La Boca: la Justicia habilitó la navegación turística en una parte del Riachuelo

Es para garantizar el funcionamiento del llamado “Paseo náutico – Circuito turístico Quilmes – Tigre”.

El Juzgado Federal en lo Criminal y Correccional N°2 de Morón, Jorge Rodríguez, habilitó la navegación con fines turísticos en una parte del Riachuelo, desde la desembocadura hasta la altura del Transbordador Nicolás Avellaneda, en el barrio porteño de La Boca (Comuna 4).

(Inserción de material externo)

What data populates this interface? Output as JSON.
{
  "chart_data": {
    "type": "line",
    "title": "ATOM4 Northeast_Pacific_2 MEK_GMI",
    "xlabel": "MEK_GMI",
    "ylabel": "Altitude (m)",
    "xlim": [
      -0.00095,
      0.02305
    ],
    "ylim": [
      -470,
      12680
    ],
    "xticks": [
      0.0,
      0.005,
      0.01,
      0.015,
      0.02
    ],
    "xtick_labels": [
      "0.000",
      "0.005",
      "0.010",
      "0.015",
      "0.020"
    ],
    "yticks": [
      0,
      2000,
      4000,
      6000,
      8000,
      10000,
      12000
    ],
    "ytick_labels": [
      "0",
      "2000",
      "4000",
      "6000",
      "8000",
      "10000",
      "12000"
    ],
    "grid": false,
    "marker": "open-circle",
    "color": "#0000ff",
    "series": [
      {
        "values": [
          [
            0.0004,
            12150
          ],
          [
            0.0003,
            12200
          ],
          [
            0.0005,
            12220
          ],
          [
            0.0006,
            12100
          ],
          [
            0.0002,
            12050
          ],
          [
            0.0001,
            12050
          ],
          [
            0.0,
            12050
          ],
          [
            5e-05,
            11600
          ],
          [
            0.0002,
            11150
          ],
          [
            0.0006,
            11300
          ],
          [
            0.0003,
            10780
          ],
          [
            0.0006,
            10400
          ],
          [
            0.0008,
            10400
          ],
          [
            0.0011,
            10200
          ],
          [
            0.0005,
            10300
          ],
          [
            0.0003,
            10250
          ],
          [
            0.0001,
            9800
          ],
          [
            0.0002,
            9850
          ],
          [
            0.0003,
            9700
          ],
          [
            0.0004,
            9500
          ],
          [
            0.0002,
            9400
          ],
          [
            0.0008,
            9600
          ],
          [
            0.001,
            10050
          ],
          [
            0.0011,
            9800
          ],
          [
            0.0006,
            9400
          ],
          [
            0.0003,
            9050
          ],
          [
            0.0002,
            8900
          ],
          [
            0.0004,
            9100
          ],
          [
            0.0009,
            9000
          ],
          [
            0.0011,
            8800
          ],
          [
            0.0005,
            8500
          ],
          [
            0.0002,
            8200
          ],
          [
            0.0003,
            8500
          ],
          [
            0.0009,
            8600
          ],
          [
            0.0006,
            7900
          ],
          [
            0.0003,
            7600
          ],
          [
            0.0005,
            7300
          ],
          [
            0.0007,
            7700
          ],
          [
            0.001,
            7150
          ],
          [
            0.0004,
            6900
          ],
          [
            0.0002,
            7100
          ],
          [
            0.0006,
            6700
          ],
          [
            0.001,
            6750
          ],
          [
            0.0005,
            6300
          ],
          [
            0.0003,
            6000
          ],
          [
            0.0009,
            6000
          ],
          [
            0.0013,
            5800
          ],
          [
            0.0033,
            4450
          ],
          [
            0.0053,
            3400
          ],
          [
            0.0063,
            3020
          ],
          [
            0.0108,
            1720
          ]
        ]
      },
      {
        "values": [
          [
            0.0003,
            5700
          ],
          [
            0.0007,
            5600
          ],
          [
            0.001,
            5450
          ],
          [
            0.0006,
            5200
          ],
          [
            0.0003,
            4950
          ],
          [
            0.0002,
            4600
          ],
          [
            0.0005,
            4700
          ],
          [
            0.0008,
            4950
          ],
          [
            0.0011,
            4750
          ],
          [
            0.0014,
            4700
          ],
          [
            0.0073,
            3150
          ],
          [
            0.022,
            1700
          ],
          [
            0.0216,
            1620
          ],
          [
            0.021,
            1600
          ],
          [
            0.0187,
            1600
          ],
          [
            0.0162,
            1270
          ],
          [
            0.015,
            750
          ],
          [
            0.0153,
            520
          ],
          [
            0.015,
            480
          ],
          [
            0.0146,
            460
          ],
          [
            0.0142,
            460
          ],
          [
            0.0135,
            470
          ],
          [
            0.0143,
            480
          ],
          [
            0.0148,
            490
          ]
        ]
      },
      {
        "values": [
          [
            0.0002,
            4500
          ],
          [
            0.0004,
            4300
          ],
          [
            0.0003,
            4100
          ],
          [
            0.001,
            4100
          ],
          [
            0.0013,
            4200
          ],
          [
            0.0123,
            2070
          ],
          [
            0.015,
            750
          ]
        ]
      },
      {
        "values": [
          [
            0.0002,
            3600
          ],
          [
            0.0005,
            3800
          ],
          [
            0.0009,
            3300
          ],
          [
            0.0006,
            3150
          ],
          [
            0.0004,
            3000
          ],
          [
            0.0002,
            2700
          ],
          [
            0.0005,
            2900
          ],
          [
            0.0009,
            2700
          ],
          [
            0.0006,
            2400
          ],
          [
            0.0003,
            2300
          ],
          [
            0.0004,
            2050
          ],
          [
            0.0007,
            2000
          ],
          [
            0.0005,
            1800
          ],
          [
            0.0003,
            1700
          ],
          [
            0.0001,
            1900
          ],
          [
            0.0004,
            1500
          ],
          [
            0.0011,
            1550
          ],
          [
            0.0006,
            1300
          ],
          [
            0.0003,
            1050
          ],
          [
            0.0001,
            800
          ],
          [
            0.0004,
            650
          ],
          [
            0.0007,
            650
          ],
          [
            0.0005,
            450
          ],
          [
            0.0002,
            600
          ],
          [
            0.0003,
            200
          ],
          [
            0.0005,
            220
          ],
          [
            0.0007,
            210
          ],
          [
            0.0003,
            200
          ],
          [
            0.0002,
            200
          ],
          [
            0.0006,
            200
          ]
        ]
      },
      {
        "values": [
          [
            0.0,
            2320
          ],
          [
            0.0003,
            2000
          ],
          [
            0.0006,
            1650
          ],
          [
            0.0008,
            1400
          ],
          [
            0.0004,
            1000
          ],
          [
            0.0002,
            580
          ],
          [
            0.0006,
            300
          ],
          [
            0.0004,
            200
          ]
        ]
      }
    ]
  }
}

El Ministerio de Turismo y Deportes de la Nación y el Gobierno de la Ciudad de Buenos Aires habían elevado un pedido para lograr la navegación en esta zona. El objetivo es crear un corredor de navegación entre Tigre y Quilmes, con parada en La Boca. Este “Paseo náutico – Circuito turístico Quilmes – Tigre” se extiende 60 kilómetros. “Una de las paradas turísticas intermedias propuestas dentro del recorrido implica la navegación de entre 150 y 200 metros del cauce del Riachuelo y el embarque -­ desembarque del Puente Transbordador”, detallaron autoridades judiciales.

Hace 15 años la Corte Suprema de Justicia de la Nación emitió el fallo por la causa Mendoza, que ordenó a los estados de Nación, Ciudad y Provincia de Buenos Aires sanear la cuenca Matanza – Riachuelo. De hecho se creó la Autoridad Cuenca Matanza Riachuelo (Acumar), ente público impulsado por las tres jurisdicciones, que también apoyó el Paseo Náutico. De hecho, el año pasado promovió dos Audiencias Públicas para tratar este tema.

En el marco de la Causa Mendoza, en 2011 la Justicia prohibió la navegabilidad en el Riachuelo. Ahora, este magistrado levantó la prohibición.

La resolución judicial ordena: “Exceptuar la prohibición de navegación ordenada el pasado 28/03/2011 las embarcaciones incluidas en el “Paseo náutico ­ Circuito turístico Quilmes­ Tigre” en el tramo desde Cuatro Bocas al Transbordador Nicolás Avellaneda”­.

Así, se rehabilitó la navegación turística porque el juez entendió que desde el 2011 “se han retirado las embarcaciones abandonadas y hundidas”, y que ahora “existe un servicio permanente de limpieza del espejo de agua y de la sirga, con el reciente complemento del reperfilado de arroyos que Acumar lleva adelante”.

Por otra parte, Acumar debe realizar “un control y regulación mensualmente” con informes “sobre la incidencia de la actividad en la calidad de agua”.